Die Zahl der nachweislich mit dem Coronavirus infizierten Menschen seit Beginn der Pandemie ist nach Angaben des Robert Koch Instituts (RKI) in Baden-Württemberg am Freitag auf mindestens 37.642 Fälle gestiegen. Damit liegt das Land auf dem dritten Platz nach Bayern mit bisher 51.710 Infizierten und Nordrhein-Westfalen mit bisher 50.937 infizierten Menschen. Die Zahl der Fälle im Land stieg im Vergleich zum Vortag wieder etwas an.

Das sind die aktuellen Corona-Zahlen des RKI für Baden-Württemberg im Überblick

  • Zahl der Infektionen bisher (Stand 7. 8. 2020): 37.642
  • Das sind 68 Fälle mehr als am Vortag. Am Mittwoch waren noch 60 Fälle im Vergleich zum Vortag gemeldet worden.
  • Etwa 34.900 Menschen gelten als genesen, das sind 100 mehr als am Vortag
  • Derzeit sind (laut Sozialministerium) weiterhin geschätzt noch 1.028 Menschen im Land mit dem Coronavirus (SARS-CoV-2) infiziert..
  • Die Zahl der Todesfälle im Zusammenhang mit dem Virus gab das RKI heute mit 1852 an, das ist 1 mehr als am Vortag.
  • Pro 100.000 Einwohner gibt es 340,1 Fälle (Vortag: 339,4).
  • Die Einwohnerzahl in Baden-Württemberg liegt bei 11.069.533 Menschen.

Reproduktionszahl für Baden-Württemberg

Die Reproduktionszahl wurde – Stand 6. 8. 2020 – vom Robert Koch-Institut für Baden-Württemberg mit 0,89 angegeben.
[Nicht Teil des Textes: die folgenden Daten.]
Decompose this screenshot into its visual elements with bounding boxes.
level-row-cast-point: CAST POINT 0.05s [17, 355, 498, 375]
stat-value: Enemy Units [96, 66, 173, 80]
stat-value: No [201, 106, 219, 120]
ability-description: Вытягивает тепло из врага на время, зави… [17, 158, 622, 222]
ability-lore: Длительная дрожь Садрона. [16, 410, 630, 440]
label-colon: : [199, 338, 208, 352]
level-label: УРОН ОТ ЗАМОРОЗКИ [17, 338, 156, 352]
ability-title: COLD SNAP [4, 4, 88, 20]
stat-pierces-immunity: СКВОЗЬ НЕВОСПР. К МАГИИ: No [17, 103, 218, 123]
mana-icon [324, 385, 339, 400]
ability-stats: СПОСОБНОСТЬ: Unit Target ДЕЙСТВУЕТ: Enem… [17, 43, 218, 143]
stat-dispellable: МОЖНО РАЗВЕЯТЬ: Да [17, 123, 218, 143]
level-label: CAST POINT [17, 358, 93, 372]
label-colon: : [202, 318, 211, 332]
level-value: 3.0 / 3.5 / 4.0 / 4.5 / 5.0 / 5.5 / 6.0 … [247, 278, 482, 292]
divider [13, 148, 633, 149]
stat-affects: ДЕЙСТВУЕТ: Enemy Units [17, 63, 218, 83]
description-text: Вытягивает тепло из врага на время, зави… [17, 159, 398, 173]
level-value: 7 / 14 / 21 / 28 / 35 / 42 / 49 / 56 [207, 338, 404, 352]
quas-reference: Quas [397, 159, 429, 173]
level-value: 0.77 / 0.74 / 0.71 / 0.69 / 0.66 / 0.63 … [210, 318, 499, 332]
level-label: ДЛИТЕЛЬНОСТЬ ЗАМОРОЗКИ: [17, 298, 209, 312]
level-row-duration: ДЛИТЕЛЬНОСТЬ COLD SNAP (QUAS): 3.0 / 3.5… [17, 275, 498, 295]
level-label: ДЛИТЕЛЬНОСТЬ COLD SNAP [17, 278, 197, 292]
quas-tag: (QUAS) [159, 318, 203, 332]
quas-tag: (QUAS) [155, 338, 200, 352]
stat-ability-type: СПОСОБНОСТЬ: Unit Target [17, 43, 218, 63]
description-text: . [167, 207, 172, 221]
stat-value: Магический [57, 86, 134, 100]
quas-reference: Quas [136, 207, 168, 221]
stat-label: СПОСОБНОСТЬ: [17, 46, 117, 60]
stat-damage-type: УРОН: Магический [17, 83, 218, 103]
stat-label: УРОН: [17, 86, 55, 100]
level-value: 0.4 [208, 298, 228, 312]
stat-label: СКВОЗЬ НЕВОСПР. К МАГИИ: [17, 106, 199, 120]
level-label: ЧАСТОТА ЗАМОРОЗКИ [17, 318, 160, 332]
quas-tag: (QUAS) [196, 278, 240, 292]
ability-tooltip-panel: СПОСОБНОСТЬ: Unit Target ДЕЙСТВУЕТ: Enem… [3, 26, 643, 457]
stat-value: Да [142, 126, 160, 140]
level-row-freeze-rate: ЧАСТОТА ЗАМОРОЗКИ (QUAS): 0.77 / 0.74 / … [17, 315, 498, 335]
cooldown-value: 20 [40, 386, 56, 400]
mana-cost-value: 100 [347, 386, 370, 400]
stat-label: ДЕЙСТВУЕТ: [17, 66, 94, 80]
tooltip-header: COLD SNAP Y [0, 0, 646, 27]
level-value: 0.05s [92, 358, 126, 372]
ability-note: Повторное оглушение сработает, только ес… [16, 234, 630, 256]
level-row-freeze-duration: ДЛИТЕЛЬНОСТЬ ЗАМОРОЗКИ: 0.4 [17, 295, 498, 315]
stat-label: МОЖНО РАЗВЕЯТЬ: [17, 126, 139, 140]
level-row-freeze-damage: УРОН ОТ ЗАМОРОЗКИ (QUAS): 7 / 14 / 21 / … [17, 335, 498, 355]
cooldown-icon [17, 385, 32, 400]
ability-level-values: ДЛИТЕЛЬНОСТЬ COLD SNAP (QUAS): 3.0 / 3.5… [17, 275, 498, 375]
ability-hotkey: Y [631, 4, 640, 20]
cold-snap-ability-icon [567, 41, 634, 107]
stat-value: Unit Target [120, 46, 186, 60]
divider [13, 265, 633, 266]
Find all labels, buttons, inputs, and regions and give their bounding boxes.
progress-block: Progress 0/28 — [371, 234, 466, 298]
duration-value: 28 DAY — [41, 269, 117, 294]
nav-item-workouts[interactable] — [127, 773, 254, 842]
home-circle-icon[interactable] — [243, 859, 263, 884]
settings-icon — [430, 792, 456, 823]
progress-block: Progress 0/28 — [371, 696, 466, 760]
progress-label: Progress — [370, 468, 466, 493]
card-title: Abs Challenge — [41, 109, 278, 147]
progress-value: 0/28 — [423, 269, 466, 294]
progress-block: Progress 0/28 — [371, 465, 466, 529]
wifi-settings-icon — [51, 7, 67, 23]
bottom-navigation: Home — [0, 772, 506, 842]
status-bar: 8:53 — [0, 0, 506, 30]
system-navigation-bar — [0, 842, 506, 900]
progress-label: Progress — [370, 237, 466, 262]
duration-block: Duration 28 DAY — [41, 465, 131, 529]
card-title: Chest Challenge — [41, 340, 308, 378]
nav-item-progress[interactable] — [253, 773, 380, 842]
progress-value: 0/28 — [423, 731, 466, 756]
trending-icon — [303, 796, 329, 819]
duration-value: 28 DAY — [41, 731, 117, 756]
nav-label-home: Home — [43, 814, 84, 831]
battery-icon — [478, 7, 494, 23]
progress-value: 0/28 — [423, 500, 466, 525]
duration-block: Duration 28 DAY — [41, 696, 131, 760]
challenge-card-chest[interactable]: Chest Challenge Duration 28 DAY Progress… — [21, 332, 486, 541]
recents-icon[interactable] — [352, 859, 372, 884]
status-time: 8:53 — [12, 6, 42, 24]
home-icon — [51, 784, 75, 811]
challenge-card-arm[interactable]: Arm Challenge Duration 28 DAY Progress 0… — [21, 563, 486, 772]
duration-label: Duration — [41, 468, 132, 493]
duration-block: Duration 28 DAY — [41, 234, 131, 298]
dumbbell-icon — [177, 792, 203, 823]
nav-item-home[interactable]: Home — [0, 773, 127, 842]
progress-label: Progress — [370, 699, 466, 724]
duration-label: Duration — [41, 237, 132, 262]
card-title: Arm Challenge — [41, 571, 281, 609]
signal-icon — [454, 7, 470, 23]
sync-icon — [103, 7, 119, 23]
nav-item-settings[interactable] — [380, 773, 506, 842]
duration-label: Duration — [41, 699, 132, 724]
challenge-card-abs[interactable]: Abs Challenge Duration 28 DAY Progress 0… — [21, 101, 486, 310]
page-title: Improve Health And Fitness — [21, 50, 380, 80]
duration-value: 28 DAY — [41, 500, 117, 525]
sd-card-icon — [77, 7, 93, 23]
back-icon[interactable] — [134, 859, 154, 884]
Sie besagt, wie viele Personen im Durchschnitt von einem Infizierten angesteckt werden. Der Wert hat sich nicht geändert.
Die so genannte 7-Tage-Inzidenz als Messzahl für eine Bewertung des Infektionsgeschehens und entsprechender Kontrollmaßnahmen entspricht der Anzahl der in den letzten sieben Tagen neu gemeldeten Fälle pro 100.000 Einwohner. Sie liegt laut Sozialministerium für Baden-Württemberg aktuell im Durchschnitt bei 3,1.

Keine Maskenpflicht an Schulen in Baden-Württemberg

Unterdessen wurde bekannt, dass es auch nach den Sommerferien soll es in Schulen in Baden-Württemberg keine Maskenpflicht im Unterricht geben wird. „Ich halte aus pädagogischen Gründen wenig von einer Maskenpflicht im Unterricht“, sagte Kultusministerin Susanne Eisenmann. Sie hat auch die unterschiedlichen Regelungen an den Schulen in der Corona-Krise verteidigt. Jedes Bundesland habe ein anderes „Infektionsgeschehen“. Die Länder stimmten sich schon jetzt ausreichend ab, sagte die CDU-Politikerin am Freitag. Eisenmann wies zudem Aussagen von Grünen-Chefin Annalena Baerbock zurück, die das Vorgehen der Länder stärker koordinieren will und einen Bildungsgipfel von Bund, Ländern und Bildungseinrichtungen fordert.